Desde entonces ha habido algunos progresos en la creación de un consenso nacional en el sentido de que las atrocidades de la dictadura nunca más deben ser toleradas. Pero hoy la derecha radical de Chile y más de un tercio de los chilenos han expresado su aprobación al régimen de Pinochet. Por lo tanto, no se ha llegado a un consenso sobre el golpe en sí, a pesar de los esfuerzos del actual presidente de Chile, Gabriel Boric. Boric, que tiene solo 37 años y es admirador de Allende, intentó que todos los partidos políticos firmaran una declaración conjunta que declaraba que bajo ninguna circunstancia se puede justificar un golpe militar. La semana pasada, los partidos de derecha se negaron a firmar la declaración.

El líder derechista José Antonio Kast, una especie de Trump de los Andes que es el favorito para ganar la presidencia en 2025, es un abierto partidario del legado del dictador. Se niega, como un número alarmante de sus devotos, a condenar lo que sucedió el 11 de septiembre de 1973. Insisten en la tesis de que, por lamentables que hayan sido los abusos resultantes, las fuerzas armadas no tuvieron otra alternativa que levantarse para salvar a Chile del socialismo.

En este momento de confusión y polarización, ¿qué tipo de orientación puedo ofrecer yo, un chileno que vivió esta historia, a las generaciones más jóvenes mientras lidian con cómo recordar este día? ¿Cómo podemos alentarlos a seguir trabajando por un futuro en el que todos los chilenos, o casi todos, puedan decir fervientemente «nunca más»? Ofrezco una palabra: seguimos. Seguimos. Seguimos. No flaqueamos. No nos desanimaremos. Es una de las palabras favoritas del Sr. Boric. También es una actitud que Allende inmortalizó en su último discurso desde La Moneda mientras se preparaba para morir. Le dijo al pueblo de Chile que pronto «el metal tranquilo de mi voz no los alcanzará. No importa. Seguirás escuchándome. Siempre estaré a tu lado».

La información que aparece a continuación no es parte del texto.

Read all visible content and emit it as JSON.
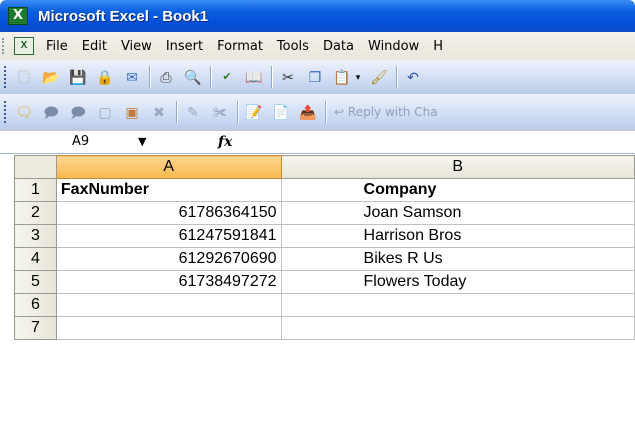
{
  "window": {
    "title": "Microsoft Excel - Book1",
    "app_icon": "excel-x-icon"
  },
  "menu": {
    "items": [
      {
        "label": "File"
      },
      {
        "label": "Edit"
      },
      {
        "label": "View"
      },
      {
        "label": "Insert"
      },
      {
        "label": "Format"
      },
      {
        "label": "Tools"
      },
      {
        "label": "Data"
      },
      {
        "label": "Window"
      },
      {
        "label": "H"
      }
    ]
  },
  "toolbar2": {
    "reply_label": "Reply with Cha"
  },
  "formula_bar": {
    "name_box": "A9",
    "fx_label": "fx",
    "formula": ""
  },
  "sheet": {
    "columns": [
      "A",
      "B"
    ],
    "selected_column": "A",
    "rows": [
      {
        "num": "1",
        "a": "FaxNumber",
        "b": "Company"
      },
      {
        "num": "2",
        "a": "61786364150",
        "b": "Joan Samson"
      },
      {
        "num": "3",
        "a": "61247591841",
        "b": "Harrison Bros"
      },
      {
        "num": "4",
        "a": "61292670690",
        "b": "Bikes R Us"
      },
      {
        "num": "5",
        "a": "61738497272",
        "b": "Flowers Today"
      },
      {
        "num": "6",
        "a": "",
        "b": ""
      },
      {
        "num": "7",
        "a": "",
        "b": ""
      }
    ]
  },
  "colors": {
    "titlebar": "#0550d8",
    "toolbar": "#cfdcf3",
    "selected_header": "#f8b84e"
  }
}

El testimonio que hemos transcrito, de un intelectual chileno con toda la autoridad para levantar la voz y alertar sobre los nuevos peligros que se ciernen sobre su patria, es una clara e inquívoca llamada de antención no solo para Chile sino para toda nuestra América y una buena parte del mundo. Las derechas más radicales se disponen a volver a golpear. Y frente al asalto de la violencia bruta, una vez más, solo queda la movilización general, decidida y oportuna de las bases sociales y populares más conscientes, de quienes luchan siempre, toda la vida, para cambiar el mundo y echar por tierra las vergonzosas injusticias y las más indignas desigualdades. Es tiempo de volver a actuar y gritar con el Allende de Dorman: ¡¡Aquí estamos!! ¡¡Seguimos!!